As we scoured the web and Twitter for news, stats, and quotes related to the Rhody/Fordham game (we’re gluttons for punishment), a somewhat interesting article popped up. Jaden Daly, head writer for the blog A Daly Dose of Hoops, was at Rose Hill Gymnasium on Saturday and had a few comments on the action that struck us as kind of odd. Bear in mind that this is a New York-based blog, so the opinions voiced would likely be from a pro-Fordham perspective. Which is fine – it’s always good to read differing thoughts and gauge how your team is perceived by non-fans.
But take a look at some of what he wrote, and allow us to disagree. From the aptly named “Nuggets of Note” section:
The officiating and physicality was the story of the game first and foremost. There were multiple occasions in which Rhode Island got calls that lesser teams probably would not have received, including a flagrant foul against Fordham’s Bryan Smith on what appeared to be a routine tie-up with Xavier Munford on the baseline early in the second half, not to mention several other debatable foul calls throughout the day.
Yeah, Rhody got calls like UConn or Kansas gets calls. It’s probably why they had twenty fouls whistled against them in the second half. Why, it could have been thirty or forty had they not got all the calls!
Oh also, the flagrant foul. Not sure which game Daly was watching; in the game was saw, Munford went up for a layup and got clobbered from behind by Smith, who was clearly not going for the ball. Even if you disagree with the call, there was nothing close to a tie-up, and “on the baseline” doesn’t even begin to describe what actually happened on the play. It was a body-to-body collision and X hit the deck hard. Here was our tweet at the time:
UNBELIEVABLY dirty foul by Fordham. Flagrant called but Smith should be gone. A little confrontation between Munford and Smith afterwards.
— Rhody Rampage (@RhodyRampage) January 26, 2013
In hindsight, perhaps we were a little fired up. But we also know a flagrant foul when we see one.
Finally, Dan Hurley did not disappoint those who came to see the first-year Rhode Island head coach put on a show in his return to New York after spending the previous two seasons restoring the program at Wagner College in Staten Island. The colorful Hurley can be controversial and sometimes even out of control, and he wore his emotions on his chest as the game went on. On multiple occasions in the second half after media timeouts or blown whistles, Hurley sprinted from his bench toward the Fordham sideline, attempting to provoke Fordham coach Tom Pecora.
Hm. Why would he be upset and charging in the direction of the Fordham sideline during media timeouts? And each time he stopped near the scorers table. Wait, do the refs stand near the scorers table during media timeouts? ….THEY DO?!?! Do you think maybe Hurley was irate at the refs? Maybe concerning 27 fouls whistled against Rhody? Hm. That makes a lot more sense. Although it’s not as fun of a story.
Or maybe he was trying to get more of those great calls that Rhody got.
Last one, this from Twitter, basically insinuating the same thing:
Fordham up 58-56 with 3:39 left in regulation as Dan Hurley again tries to go after Tom Pecora…this is unbelievable.

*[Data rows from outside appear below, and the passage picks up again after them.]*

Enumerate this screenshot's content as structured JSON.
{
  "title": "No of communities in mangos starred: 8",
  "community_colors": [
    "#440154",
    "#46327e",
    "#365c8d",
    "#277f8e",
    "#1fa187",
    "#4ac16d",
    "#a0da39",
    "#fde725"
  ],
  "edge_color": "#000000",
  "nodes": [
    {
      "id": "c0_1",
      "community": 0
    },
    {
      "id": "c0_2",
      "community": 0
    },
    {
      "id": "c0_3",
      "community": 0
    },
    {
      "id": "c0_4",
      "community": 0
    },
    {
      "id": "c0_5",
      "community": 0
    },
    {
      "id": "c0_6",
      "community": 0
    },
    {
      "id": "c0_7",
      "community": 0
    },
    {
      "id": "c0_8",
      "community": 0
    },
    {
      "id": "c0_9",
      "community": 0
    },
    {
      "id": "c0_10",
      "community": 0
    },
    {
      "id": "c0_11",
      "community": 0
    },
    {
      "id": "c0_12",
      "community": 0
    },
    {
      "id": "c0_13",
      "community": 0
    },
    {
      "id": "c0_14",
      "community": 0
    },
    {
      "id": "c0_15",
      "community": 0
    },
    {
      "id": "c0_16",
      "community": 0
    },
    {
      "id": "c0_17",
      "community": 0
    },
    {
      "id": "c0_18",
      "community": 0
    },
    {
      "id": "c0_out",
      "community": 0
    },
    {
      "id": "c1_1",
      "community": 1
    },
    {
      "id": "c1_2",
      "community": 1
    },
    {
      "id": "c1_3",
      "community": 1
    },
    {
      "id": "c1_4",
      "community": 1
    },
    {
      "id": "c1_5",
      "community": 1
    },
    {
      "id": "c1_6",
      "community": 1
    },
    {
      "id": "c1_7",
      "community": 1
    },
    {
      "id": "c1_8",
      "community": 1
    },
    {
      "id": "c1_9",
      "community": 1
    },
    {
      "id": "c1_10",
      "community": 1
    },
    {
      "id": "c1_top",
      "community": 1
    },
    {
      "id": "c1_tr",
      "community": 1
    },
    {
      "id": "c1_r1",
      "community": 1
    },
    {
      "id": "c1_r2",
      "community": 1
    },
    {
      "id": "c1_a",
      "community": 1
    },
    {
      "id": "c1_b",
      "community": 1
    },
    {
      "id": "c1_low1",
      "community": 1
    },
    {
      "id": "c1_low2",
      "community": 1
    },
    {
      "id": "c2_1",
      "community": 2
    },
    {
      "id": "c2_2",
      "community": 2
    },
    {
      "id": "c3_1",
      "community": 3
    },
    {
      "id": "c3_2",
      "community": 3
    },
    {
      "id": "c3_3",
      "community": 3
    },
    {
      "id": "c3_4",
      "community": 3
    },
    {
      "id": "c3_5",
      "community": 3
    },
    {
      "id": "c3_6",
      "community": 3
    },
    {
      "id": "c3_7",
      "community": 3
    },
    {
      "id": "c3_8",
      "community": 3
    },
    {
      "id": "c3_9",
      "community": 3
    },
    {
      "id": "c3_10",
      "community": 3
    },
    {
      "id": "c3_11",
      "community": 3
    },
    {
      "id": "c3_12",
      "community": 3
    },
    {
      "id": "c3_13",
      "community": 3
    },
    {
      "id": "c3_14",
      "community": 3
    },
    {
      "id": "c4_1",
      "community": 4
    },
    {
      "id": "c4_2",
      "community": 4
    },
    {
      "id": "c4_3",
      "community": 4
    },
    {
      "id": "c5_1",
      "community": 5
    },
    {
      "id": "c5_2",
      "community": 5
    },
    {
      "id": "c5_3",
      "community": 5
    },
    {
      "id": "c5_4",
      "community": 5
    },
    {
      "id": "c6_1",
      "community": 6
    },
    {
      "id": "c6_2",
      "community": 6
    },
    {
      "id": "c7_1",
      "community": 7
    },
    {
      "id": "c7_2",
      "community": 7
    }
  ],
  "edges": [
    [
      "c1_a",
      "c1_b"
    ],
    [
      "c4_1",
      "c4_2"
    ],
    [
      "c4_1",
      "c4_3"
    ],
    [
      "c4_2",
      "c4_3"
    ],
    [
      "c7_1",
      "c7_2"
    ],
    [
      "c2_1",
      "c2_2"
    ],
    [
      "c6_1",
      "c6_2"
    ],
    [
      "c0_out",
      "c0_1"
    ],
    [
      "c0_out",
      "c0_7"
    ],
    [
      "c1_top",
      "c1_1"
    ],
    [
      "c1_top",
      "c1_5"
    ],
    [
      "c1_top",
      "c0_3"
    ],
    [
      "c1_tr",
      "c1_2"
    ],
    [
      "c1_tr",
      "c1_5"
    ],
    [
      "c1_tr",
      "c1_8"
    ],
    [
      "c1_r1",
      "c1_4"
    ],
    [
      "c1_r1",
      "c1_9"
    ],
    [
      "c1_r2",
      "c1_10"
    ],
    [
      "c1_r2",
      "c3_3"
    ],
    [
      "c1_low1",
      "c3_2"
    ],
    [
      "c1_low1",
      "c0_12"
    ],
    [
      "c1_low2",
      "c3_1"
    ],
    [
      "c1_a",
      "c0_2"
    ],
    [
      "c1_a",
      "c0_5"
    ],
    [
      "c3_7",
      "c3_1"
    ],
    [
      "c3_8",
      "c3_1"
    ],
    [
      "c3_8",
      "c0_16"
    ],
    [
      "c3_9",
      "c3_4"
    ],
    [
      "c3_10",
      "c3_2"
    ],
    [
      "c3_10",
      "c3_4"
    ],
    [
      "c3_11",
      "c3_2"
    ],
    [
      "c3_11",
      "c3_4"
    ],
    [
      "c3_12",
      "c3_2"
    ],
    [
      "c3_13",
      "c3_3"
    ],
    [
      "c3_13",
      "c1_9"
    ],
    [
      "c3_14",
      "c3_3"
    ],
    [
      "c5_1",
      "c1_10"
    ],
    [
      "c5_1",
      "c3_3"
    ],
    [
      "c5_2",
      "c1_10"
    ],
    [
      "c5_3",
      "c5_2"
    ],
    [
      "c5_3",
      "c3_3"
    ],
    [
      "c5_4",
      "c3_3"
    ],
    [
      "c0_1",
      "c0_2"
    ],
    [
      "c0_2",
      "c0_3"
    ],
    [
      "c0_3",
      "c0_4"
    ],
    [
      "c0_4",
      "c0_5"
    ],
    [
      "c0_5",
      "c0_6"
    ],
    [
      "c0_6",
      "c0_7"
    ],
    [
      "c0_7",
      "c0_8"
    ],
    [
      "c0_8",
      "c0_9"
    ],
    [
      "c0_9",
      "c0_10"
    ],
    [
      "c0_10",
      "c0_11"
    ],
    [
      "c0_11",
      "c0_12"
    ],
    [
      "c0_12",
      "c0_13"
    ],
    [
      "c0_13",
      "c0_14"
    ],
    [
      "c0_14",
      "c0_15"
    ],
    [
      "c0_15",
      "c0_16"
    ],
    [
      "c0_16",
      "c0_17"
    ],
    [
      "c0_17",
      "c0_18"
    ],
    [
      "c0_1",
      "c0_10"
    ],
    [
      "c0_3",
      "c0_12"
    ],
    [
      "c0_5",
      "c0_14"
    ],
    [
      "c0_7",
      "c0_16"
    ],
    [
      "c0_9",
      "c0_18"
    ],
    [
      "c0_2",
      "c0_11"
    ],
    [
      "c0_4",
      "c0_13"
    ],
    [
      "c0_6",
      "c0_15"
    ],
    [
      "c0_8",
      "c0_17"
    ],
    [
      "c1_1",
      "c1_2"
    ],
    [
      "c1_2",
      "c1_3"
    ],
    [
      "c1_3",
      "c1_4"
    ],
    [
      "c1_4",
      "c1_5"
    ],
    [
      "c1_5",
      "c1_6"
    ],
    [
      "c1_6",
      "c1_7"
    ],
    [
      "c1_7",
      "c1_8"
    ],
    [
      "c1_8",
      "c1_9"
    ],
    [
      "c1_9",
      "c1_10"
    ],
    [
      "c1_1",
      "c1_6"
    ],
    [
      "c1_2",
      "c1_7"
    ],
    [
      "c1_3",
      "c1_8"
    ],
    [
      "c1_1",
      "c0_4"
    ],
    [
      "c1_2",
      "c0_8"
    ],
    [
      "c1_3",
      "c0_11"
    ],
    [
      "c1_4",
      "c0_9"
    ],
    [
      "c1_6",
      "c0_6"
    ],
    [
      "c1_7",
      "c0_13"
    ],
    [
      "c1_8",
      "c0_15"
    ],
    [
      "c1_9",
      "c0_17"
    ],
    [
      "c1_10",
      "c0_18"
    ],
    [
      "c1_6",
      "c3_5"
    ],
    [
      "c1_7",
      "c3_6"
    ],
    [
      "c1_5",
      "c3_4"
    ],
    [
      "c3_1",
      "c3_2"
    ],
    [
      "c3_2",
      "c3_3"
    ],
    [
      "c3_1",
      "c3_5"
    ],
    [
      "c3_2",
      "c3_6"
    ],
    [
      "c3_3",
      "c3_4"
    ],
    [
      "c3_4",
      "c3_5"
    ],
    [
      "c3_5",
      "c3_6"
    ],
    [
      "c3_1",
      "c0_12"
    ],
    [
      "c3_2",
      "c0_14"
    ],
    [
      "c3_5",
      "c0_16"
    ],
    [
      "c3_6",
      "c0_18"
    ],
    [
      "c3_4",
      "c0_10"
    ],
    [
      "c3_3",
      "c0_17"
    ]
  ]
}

— A Daly Dose Of Hoops (@DalyDoseOfHoops) January 26, 2013
Look, as far as we know, Dan Hurley and Tom Pecora get along just fine. We’ve heard nothing (other than this) to indicate otherwise, and there have never been any reports from reputable news sources of Dan Hurley “going after” another coach, either after this game or any others in his coaching career. So we’re chalking it up to either a misinterpretation of what Daly saw, or a case of sensationalistic journalism. Yes, Dan Hurley is intense. He claps and stomps and screams and never sits down. We love it. How can you not? An intense coach is great to see; half of URI fans probably act the same way when watching the game at home or at the Ryan. It’s awesome. But to insinuate that he tries to provoke… fights? Not his style, and there’s zero credible evidence that says he’s ever done anything close to that. If you don’t like him, that’s fine. But we love him.
So what say you, Rhody Nation? Is Dan Hurley too intense on the sidelines?